Current working models have not translated into effective treatment
This creates further issues when it comes to the already ineffective means of managing Alzheimer’s disease.
The current working model of Alzheimer’s disease is the amyloid hypothesis. In short, this considers that the amyloid protein — usually involved in neuronal growth and repair — is the primary cause of the disease. Amyloid protein is also potentially involved in communication between synapses — an electrical/chemical junction between neurons. It is thus thought to be a vital part of brain function. However, the hypothesis dictates that the protein can be broken down into smaller molecules that can bind to themselves, forming plaques that can damage the brain.
Amyloid plaques have been found in autopsies of patients known to have severe Alzheimer’s disease, and there are a number of genes implicated in increasing amyloid burden. These include mutations to the APP gene, Presenilin-1 as well as APOE-ε4. All of these have been inserted into transgenic mouse models to study the disease, producing excess amyloid plaques, resulting in Alzheimer’s symptoms.

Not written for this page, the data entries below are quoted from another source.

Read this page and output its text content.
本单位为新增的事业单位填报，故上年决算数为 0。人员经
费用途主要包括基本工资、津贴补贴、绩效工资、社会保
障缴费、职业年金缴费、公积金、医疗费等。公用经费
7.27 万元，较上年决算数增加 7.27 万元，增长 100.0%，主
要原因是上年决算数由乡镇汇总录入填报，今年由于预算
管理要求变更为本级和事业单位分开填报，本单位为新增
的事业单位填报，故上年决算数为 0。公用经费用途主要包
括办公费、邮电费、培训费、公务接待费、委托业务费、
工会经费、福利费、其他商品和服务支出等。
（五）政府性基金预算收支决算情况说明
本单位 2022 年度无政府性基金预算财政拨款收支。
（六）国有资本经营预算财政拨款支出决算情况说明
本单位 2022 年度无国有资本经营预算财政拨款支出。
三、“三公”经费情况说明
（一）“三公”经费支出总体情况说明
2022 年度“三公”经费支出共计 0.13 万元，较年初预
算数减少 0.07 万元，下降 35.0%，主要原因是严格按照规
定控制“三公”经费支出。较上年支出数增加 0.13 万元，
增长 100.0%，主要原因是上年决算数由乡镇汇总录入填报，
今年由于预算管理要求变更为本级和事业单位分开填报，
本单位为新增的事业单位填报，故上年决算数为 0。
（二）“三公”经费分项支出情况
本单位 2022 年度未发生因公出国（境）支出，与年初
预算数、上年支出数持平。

The use of these genes in genetic testing has not resulted in many treatments. The genetic cause of Alzheimer’s represents around two to three percent of all Alzheimer’s cases in humans.
The amyloid hypothesis likely does not paint the full picture of Alzheimer’s disease. Other explanations have been put forward and tested, such as tangles within the tau protein, influence of prions, or simply damage to the brain over time. No current model fully explains non-familial — or sporadic — Alzheimer’s disease.
Explanation of the limited effectiveness of treatment?
At the very least, the new discovery may explain why studies are not being transformed into treatments. Of the 97 to 98 percent of sporadic cases, any number could be LATE, meaning that treatment would not work.
However, this presents a situation where treatment options are simply being wasted on cases where they will inevitably have no effect. In India, there is no current government policy to address the situation of the rising numbers of Alzheimer’s cases. This leaves the country vulnerable to wasting resources, as well as leaving countless others without any kind of treatment.
More must be done to assess whether there are other conditions that may be misdiagnosed as Alzheimer’s disease, as well as research into diagnosing patients with LATE before death.